The FBI has been reportedly using the services of the Israeli-based company Cellebrite in its effort to break the protection on a terrorist’s locked iPhone, according to experts in the field familiar with the case.
The US Justice Department last month obtained a court order directing Apple to create software that would disable the password protection on the iPhone, allowing American authorities to access the phone used by Rizwan Farook, one of the two killers who perpetrated the December massacre in San Bernardino, California.
But Apple has fought back, arguing that the order is an overreach by the government and would undermine computer security for everyone.
This led to widespread discussion in the US on whether the government should receive access to the personal and private information of its citizens, and if so, what should be the extent of such access.
On Monday, US prosecutors announced that a “non-governmental third party” had presented a possible method for opening an encrypted iPhone, noting they were “cautiously optimistic” it would work.
The announcement led a federal judge in Riverside, CA to postpone a hearing originally scheduled for Tuesday so that the FBI could try the newly discovered technique. The Justice Department said it would update the court on April 5.
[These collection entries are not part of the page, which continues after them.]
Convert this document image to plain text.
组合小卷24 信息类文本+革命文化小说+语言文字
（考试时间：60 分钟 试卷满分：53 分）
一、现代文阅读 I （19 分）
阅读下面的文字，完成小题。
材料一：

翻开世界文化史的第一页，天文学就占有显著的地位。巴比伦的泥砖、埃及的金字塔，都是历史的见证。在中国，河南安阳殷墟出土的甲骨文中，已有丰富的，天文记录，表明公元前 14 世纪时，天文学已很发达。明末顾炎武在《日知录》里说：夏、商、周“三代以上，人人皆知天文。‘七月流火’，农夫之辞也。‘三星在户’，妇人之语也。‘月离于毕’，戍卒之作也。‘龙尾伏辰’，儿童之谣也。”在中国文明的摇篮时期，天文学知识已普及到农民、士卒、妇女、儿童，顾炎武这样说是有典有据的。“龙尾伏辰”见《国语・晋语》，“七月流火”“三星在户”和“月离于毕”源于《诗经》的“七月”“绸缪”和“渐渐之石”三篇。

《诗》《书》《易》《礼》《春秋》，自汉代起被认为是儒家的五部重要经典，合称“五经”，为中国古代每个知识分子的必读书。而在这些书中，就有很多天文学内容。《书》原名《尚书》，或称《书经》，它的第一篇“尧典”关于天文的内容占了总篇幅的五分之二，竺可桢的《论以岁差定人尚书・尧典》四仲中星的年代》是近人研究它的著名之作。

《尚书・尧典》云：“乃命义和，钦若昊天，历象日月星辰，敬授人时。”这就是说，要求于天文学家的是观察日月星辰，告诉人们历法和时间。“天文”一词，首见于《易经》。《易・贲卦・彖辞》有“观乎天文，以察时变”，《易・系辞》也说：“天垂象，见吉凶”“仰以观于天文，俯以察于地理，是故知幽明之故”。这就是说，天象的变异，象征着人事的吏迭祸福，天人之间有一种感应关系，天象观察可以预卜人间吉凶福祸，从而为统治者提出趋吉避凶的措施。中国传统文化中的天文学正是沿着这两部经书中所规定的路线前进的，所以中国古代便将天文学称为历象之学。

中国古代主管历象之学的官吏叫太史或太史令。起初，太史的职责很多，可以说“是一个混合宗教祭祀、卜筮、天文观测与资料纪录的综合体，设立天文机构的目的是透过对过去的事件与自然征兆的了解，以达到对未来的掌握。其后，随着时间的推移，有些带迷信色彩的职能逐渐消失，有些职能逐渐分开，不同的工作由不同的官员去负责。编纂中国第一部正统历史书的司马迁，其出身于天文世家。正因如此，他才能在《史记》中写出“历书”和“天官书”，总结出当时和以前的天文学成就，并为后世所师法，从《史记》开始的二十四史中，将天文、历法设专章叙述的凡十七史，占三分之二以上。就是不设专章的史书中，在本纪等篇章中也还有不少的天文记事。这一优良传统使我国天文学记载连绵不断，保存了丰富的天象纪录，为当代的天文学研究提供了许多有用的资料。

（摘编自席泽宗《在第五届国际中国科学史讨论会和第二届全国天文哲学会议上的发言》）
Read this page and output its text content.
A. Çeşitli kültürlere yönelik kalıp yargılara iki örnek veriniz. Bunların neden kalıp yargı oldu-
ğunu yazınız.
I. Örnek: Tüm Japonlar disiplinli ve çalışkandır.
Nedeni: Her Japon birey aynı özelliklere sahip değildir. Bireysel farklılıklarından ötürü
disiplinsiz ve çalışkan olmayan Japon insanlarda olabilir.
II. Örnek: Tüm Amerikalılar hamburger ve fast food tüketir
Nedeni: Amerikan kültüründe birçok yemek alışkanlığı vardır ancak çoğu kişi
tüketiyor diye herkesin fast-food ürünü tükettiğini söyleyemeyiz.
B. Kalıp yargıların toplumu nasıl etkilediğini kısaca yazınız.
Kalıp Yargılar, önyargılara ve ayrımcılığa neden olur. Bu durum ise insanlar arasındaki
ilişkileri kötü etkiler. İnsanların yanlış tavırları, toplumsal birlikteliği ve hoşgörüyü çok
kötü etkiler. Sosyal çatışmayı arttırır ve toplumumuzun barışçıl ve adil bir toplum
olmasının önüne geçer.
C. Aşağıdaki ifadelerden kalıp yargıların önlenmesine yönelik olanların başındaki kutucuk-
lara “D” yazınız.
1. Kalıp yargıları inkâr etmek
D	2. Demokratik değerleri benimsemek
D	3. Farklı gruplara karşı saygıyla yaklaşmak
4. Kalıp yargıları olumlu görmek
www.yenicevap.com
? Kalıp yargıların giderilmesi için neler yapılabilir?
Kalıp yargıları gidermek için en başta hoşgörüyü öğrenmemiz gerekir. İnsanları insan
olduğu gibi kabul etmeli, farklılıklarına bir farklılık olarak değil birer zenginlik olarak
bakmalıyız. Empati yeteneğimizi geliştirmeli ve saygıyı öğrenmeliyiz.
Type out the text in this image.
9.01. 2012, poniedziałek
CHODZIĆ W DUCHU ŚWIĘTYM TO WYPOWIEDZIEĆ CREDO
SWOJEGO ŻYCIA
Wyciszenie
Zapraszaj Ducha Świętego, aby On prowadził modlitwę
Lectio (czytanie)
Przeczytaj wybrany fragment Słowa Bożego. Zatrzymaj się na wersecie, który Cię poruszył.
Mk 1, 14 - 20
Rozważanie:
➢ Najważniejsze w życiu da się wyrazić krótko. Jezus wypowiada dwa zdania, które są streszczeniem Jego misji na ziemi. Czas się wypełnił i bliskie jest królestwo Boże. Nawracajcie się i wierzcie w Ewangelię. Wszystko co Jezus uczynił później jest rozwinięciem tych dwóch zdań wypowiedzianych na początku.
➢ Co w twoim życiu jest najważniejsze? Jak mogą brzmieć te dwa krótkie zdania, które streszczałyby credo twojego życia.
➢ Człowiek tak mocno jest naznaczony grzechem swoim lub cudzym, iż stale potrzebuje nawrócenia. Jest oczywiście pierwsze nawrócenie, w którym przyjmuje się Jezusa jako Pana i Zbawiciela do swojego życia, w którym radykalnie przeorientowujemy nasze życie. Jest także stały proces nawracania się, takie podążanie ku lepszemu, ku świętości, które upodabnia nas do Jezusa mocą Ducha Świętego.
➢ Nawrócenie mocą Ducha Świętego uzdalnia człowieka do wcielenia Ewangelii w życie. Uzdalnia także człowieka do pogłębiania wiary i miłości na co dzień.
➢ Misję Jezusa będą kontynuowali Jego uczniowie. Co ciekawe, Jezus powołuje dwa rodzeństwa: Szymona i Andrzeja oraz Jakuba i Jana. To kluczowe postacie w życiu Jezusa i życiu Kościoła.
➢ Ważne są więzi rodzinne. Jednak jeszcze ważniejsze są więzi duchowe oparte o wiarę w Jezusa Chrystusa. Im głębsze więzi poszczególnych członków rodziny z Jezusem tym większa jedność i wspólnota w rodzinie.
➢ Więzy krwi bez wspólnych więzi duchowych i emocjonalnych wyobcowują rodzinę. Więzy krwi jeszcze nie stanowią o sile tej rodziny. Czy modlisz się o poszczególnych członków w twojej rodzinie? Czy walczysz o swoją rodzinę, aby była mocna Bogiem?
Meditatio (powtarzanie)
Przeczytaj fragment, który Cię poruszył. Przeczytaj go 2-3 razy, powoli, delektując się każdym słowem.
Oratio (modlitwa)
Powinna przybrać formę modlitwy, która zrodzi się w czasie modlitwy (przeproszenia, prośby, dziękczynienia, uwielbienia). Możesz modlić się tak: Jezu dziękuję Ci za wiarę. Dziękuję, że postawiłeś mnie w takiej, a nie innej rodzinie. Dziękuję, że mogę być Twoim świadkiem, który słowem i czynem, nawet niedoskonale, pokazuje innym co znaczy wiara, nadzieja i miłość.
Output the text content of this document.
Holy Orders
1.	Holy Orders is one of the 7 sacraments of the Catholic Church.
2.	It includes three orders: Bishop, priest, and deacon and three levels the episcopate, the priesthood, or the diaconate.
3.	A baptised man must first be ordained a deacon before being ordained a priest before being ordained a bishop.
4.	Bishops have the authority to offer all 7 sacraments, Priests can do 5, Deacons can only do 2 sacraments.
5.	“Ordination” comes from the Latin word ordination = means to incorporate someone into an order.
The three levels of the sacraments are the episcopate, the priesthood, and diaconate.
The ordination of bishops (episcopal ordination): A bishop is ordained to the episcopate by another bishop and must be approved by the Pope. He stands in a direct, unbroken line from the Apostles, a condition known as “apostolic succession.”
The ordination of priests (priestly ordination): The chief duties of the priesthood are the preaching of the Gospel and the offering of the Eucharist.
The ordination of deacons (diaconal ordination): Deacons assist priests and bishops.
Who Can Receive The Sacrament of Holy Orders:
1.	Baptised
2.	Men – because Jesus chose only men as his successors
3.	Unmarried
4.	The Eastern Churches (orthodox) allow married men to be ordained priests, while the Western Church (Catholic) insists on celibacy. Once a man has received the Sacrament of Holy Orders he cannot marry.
Cellebrite has not responded to the report. But if it is indeed the “third party” in question, and it is able to break into the terrorist’s iPhone, it would bring the high-stakes legal showdown between the government and Apple to an abrupt end.
Cellebrite, considered one of the leading companies in the world in the field of digital forensics, has been working with the world’s biggest intelligence, defense and law enforcement authorities for many years.
The company provides the FBI with decryption technology as part of a contract signed with the bureau in 2013.
Cellebrite’s technology is able to extract valuable information from cellular devices that could be used in criminal and intelligence
investigations, even if the phone and the information it contains are locked and secure.
Meanwhile, an Apple executive told reporters on a press call that the company knew nothing about the Justice Department’s possible method for getting into the phone, and that the government never gave any indication that it was continuing to search for such solutions.
14 killed in mass shooting
On December 2, 2015, married couple Syed Rizwan Farook and Tashfeen Malik, both Muslim US citizens, opened fire with automatic weapon at a community center in San Bernardino, CA, killing 14 people and wounding 22 others.
During its investigation of the attack, the FBI found an iPhone 5C that belonged to Farook. The bureau believes the iPhone contains a lot of information that could shed light on the attack, and reveal, amongst other things, places the two visited before the attack, and who they were in contact with, in the search for possible accomplices. However, Farook’s iPhone is locked with a password, without which investigators cannot access the information on the phone.
Apple claimed it cannot break its own security system.
Apple said on Monday that if the government was successful in getting into the phone, which might involve taking advantage of previously undiscovered vulnerabilities, it hoped officials would share information on how they did so. But if the government drops the legal case, it would be under no obligation to provide information to Apple.
Cellebrite, led by CEO Yossi Carmil, offers two types of services: Data backup and diagnostic services used by cellular operators worldwide; and solutions to law enforcement in the field of digital forensics.
Cellebrite’s system can retrieve and back up data, as well as run diagnostics on over 15,000 models of cellphones, smartphones and tablets. It can also map the connections between the owner of the phone and the people he contacted using the information extracted.
Law enforcement, military, intelligence, security and government authorities in over 90 countries have been able to solve serious crimes using Cellebrite’s technology in the past.
For example, a double murder in Connecticut was solved using incriminating text messages extracted from the killer’s phone, revealing the perpetrator to be the victims’ son. In another case, the Interpol used Cellebrite’s technology to expose and bring down a network of online sexual extortionists.